Votre enfant n’est pas un petit adulte. C’est pourquoi votre ostéopathe a les compétences spécifiques et adaptées à l’âge de votre bébé. Son intervention lui permettra de développer tout son potentiel.
Lorsque bébé :

  • A des difficultés à téter ou avaler
  • Regarde toujours du même côté, voit son crâne s’aplatir, se déformer
  • Pleure souvent et n’arrive pas à se calmer, a des problèmes de sommeil et est tout le temps agité
  • Se tient en forme de virgule, en torsion ou jette régulièrement sa tête en arrière
  • Régurgite, présente des coliques, son ventre est tendu, a des difficultés à faire ses renvois et/ou a souvent le hoquet.
  • Est né à l’aide de forceps ou de ventouses

Cette liste n’est pas exhaustive.


Le Syndrome de KISS… n’existe pas. 

Syndrome est le mot général pour définir un ensemble de troubles neurologiques, moteurs et parfois digestifs. Il porte souvent le nom du médecin qui l’a mis en évidence.

Hors ces enfants ne présentent aucun trouble moteur ni neurologique, le mot syndrome est donc mal choisi. Il a juste le « chic » de faire peur.

KISS est l’abréviation de : Kopfgelenk Induziert Symetrie Störungen qui peut se traduire par
« Troubles de symétrie induits par les vertèbres cervicales »

Les troubles de symétrie dont on parle/a parlé à la télévision peuvent être liés à une dysfonction entre les premières vertèbres cervicales et l’occiput mais pas seulement.

Il existe plusieurs postures dites « de confort».
Le bébé peut se positionner en hyperextension, en banane ou en torsion.  Il adopte ces différentes attitudes soit parce que l’accouchement a été difficile soit il a adopté une mauvaise position in utero. Il se retrouve donc bloqué dans une position préférentielle. Cela ne signifie pas pour autant que les premières cervicales sont bloquées.

  • Une hyperpression abdominale (ventre gonflé) devient supérieure à la pression oesophagienne.
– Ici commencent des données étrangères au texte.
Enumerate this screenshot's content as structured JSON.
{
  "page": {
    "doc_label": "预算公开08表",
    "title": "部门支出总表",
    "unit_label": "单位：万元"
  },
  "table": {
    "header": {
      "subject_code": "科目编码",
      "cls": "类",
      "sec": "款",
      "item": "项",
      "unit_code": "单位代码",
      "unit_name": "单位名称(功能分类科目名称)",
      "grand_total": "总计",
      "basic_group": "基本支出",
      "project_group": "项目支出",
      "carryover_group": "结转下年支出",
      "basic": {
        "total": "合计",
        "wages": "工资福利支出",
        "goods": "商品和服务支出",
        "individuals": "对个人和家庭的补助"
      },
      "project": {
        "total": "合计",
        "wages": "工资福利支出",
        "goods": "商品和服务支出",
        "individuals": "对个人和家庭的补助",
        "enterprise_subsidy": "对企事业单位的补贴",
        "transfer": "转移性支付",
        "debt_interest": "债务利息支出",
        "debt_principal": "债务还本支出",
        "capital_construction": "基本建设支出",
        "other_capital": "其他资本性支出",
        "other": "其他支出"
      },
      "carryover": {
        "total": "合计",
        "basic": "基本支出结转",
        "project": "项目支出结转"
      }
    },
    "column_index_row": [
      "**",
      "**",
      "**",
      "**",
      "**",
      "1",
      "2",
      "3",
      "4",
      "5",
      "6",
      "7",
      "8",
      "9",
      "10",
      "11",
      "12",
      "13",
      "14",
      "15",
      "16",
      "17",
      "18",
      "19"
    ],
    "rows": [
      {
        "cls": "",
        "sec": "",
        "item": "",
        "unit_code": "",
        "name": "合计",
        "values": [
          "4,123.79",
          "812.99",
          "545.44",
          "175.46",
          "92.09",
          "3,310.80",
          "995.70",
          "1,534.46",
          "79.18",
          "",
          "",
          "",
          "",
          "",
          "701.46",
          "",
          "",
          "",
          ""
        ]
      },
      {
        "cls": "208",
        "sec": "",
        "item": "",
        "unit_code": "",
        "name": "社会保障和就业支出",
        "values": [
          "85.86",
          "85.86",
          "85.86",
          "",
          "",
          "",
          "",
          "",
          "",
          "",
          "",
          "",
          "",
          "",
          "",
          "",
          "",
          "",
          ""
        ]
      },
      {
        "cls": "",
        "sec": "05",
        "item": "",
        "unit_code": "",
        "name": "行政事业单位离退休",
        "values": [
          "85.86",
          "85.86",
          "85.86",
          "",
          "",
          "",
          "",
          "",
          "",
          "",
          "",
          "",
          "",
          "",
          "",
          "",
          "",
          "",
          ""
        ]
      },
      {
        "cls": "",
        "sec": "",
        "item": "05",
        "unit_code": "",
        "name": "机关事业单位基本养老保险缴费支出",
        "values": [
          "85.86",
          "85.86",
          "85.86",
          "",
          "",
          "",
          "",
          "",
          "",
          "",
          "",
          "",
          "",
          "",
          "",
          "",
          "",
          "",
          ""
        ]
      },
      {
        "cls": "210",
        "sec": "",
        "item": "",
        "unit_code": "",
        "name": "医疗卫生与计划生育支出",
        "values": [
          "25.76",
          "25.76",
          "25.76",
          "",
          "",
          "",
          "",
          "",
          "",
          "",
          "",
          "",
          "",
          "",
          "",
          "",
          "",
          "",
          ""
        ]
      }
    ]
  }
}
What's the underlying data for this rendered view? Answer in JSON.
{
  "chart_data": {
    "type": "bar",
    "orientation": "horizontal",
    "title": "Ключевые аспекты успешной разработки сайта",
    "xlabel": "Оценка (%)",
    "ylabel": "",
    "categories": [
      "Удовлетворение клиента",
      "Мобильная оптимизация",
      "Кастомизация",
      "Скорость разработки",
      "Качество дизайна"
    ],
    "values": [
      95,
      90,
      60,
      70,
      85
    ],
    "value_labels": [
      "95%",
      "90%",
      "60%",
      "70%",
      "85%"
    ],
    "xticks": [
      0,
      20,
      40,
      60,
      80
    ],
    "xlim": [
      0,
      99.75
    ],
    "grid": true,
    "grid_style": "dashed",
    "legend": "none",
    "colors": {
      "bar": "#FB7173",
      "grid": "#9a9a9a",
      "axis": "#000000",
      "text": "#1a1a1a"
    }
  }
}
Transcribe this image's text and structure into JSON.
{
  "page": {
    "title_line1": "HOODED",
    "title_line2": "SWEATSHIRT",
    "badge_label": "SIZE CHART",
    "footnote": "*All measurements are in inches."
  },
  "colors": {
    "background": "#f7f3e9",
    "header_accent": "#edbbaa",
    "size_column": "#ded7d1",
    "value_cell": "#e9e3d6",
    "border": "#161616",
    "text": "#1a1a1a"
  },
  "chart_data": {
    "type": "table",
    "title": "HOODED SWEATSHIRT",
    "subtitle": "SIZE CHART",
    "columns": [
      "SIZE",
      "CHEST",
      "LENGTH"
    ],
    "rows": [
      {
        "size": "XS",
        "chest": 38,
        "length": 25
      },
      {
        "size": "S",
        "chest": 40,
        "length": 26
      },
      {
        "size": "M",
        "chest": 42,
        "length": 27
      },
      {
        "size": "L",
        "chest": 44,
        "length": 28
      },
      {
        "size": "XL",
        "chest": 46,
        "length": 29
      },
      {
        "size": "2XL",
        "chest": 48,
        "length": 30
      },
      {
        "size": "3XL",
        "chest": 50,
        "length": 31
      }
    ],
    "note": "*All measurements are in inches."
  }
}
Votre bébé va présenter un reflux sans dysfonction des premières cervicales.
  • Un stress important à la naissance déclenche le réflexe de Moro (mouvement d’extension  du bébé) sans dysfonction des premières vertèbres.
  • Un bébé faisant du co-dodo va préférer regarder sa maman et tournera toujours la tête du même côté…Sans dysfonction des premières cervicales.

Un diagnostic différentiel doit être posé par un pédiatre ou ostéopathe.

La solution proposée par ces thérapeutes manuels est une manipulation directe de la première vertèbre cervicale sur l’occiput en rotation pure.
Anatomiquement, les vertèbres ne sont pas complètement formées.
Selon moi, il y a un réel danger à manipuler des vertèbres en devenir chez un bébé.

L’ostéopathe soigne votre bébé par des techniques douces et appropriées, il pose un diagnostic différentiel qui lui permet de savoir si la première vertèbre est en cause ou non.
Ce qui lui permet d’adapter, à chaque fois, son traitement.